Date of Award

Spring 5-2018

Document Type

Dissertation

Degree Name

Doctor of Philosophy (PhD)

Department

English

First Advisor

David I. Hanauer

Second Advisor

Sharon K. Deckert

Third Advisor

Dana Driscoll

Abstract

To suggest how U.S. colleges and departmental programs can further engage and retain undergraduates and how writing-across-the-curriculum (WAC) programs can support student engagement and retention, this study explored how chemistry and English majors at one northeastern U.S. state public university understood and performed identities in relation to their life, departmental, and disciplinary writing experiences. Data gathered to answer the study’s research questions came from co-written academic life narratives, participant-authored autobiographical writing, and disciplinary-writing interviews. Participants were undergraduates in chemistry (n = 7) and English (n = 10).
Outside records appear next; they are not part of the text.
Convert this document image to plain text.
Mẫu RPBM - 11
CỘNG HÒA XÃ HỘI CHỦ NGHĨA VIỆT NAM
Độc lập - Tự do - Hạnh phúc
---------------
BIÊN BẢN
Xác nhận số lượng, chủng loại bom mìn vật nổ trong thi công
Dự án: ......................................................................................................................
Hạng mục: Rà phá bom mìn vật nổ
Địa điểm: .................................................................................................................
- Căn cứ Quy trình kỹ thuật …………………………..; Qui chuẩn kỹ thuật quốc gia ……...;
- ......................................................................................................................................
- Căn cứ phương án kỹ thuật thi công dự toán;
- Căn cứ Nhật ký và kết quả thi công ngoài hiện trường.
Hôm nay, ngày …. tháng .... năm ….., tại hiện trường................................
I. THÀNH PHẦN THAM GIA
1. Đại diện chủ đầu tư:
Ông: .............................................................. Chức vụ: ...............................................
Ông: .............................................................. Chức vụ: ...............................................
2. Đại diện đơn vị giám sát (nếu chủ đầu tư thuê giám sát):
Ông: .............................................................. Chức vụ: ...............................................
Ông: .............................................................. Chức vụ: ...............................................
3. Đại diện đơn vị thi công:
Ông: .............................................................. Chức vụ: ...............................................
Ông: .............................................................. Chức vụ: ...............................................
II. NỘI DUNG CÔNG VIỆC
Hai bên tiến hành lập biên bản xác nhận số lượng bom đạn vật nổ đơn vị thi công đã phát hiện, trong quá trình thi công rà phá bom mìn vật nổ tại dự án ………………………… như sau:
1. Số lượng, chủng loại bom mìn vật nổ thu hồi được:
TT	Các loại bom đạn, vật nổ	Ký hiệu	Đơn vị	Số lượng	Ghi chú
Data was categorized to explore how participants understood their experiences, and it was analyzed for disciplinary identity performance.
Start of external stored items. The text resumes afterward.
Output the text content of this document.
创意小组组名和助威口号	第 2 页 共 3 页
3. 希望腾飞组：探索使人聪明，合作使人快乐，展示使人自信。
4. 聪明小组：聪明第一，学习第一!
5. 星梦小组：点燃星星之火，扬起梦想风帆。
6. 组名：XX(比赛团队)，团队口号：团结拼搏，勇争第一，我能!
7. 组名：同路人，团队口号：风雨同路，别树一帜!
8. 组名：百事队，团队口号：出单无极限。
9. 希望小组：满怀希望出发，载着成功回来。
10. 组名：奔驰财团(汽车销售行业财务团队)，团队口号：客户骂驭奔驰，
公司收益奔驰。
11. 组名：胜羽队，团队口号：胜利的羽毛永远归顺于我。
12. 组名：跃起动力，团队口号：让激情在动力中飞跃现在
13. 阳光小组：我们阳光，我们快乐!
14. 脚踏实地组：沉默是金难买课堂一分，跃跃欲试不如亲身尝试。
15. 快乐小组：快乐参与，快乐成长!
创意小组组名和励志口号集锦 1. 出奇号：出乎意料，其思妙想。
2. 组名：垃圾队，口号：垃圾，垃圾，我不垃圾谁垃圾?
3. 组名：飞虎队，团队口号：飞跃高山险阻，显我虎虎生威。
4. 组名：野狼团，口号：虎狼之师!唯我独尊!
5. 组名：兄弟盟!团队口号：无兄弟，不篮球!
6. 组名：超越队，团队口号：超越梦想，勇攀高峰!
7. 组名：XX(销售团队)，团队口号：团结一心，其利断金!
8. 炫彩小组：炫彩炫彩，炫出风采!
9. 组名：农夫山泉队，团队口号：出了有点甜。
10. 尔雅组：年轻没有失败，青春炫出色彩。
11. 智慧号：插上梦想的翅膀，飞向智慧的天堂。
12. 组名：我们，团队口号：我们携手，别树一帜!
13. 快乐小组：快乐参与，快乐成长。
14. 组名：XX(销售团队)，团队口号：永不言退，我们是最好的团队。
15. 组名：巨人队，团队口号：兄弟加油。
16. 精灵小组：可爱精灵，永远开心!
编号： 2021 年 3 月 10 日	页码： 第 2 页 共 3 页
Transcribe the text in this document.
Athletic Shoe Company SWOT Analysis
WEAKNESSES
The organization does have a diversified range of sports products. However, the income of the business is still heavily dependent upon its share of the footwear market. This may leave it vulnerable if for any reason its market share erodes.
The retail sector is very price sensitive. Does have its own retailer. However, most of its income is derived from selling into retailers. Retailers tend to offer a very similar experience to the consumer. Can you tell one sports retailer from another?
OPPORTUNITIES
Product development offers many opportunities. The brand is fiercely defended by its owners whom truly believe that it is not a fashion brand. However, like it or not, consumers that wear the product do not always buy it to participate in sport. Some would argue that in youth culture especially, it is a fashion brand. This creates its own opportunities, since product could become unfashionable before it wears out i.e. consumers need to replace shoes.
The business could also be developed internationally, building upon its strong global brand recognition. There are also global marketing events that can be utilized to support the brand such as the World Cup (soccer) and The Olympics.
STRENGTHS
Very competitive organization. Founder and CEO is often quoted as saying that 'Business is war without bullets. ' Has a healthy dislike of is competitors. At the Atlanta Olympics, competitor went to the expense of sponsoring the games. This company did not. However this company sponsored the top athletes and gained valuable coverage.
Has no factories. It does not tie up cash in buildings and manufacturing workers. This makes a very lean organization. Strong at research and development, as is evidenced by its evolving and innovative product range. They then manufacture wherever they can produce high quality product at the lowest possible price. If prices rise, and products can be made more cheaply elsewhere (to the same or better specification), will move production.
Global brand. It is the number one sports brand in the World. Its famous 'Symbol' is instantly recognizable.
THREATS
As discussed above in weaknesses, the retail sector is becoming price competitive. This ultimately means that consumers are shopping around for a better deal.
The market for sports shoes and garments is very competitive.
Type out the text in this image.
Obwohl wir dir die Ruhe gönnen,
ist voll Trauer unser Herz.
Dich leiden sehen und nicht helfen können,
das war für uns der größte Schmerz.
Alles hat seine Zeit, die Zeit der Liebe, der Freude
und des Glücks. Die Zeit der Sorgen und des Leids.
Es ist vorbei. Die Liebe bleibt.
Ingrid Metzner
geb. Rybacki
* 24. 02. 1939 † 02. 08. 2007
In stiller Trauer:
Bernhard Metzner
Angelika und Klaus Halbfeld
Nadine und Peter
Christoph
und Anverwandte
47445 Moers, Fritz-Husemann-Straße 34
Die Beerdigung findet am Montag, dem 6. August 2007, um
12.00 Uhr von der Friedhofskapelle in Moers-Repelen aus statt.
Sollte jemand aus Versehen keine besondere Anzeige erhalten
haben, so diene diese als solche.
Results indicate that chemistry and English majors understood becoming and remaining in their majors in terms of (a) mental orientations that predisposed them to be interested in and have aptitude for their majors; (b) influential people, such as teachers or family members, who inspired or validated them; (c) influential environments that awakened them to aspects of their majors; and (d) influential experiences, such as engaging classrooms, research, and reading and/or writing literature. Participants drew on these categories also in constructing academic life narratives that presented them as continuously and richly engaged with their majors.
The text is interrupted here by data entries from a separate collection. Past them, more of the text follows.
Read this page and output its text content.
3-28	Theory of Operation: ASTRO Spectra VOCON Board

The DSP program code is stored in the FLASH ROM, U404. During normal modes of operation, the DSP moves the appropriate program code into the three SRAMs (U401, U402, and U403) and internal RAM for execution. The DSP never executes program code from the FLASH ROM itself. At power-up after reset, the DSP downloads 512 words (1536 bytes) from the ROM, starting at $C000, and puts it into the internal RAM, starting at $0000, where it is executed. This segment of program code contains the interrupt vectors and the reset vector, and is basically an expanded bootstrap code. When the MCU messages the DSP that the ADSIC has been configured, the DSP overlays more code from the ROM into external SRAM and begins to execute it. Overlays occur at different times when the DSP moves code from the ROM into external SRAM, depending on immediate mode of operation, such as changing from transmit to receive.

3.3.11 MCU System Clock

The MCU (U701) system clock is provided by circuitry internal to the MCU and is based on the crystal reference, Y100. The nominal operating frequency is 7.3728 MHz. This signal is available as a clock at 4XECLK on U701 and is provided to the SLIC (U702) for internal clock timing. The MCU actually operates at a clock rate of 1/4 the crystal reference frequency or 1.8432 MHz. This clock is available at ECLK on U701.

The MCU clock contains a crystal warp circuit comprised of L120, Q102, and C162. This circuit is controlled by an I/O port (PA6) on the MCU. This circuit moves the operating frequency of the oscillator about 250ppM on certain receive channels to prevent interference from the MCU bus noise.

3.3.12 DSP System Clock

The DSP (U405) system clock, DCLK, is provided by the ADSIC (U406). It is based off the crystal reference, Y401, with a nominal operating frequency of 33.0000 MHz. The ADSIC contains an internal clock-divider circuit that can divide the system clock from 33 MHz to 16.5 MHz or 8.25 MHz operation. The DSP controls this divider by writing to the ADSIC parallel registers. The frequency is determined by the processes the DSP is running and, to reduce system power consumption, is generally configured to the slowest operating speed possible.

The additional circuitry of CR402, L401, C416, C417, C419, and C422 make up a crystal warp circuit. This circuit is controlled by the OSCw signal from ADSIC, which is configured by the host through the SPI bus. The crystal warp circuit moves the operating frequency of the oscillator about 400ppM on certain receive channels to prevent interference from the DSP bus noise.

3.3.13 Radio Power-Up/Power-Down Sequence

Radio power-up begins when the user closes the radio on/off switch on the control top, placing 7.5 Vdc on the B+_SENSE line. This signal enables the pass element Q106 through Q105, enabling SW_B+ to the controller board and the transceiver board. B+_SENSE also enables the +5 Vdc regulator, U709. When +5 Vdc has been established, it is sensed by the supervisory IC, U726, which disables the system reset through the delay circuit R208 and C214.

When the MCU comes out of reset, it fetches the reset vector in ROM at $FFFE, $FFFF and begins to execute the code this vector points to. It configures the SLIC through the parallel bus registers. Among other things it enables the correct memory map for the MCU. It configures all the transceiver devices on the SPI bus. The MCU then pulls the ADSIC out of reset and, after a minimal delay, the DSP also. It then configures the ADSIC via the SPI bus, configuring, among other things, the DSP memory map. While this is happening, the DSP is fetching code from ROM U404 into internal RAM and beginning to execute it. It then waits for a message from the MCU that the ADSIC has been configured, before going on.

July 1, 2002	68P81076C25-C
Results also indicate that chemistry and English majors understood their disciplinary writing experiences as unique and comprising discipline-specific genres. Whereas chemistry majors explained their writing experiences as constituting more writing-in-the-disciplines (WID) experiences, English majors explained their writing experiences as constituting more writing-to-learn (WTL) experiences. This reported orientation of writing experiences in their majors provides context for understanding how participants constructed themselves as being involved in their majors in the future.

While these findings offer direction for helping chemistry and English departments in U.S. colleges create learning environments and experiences to support students’ persistence, these findings also offer direction for research and retention iniatives involving first-year composition and WAC programs.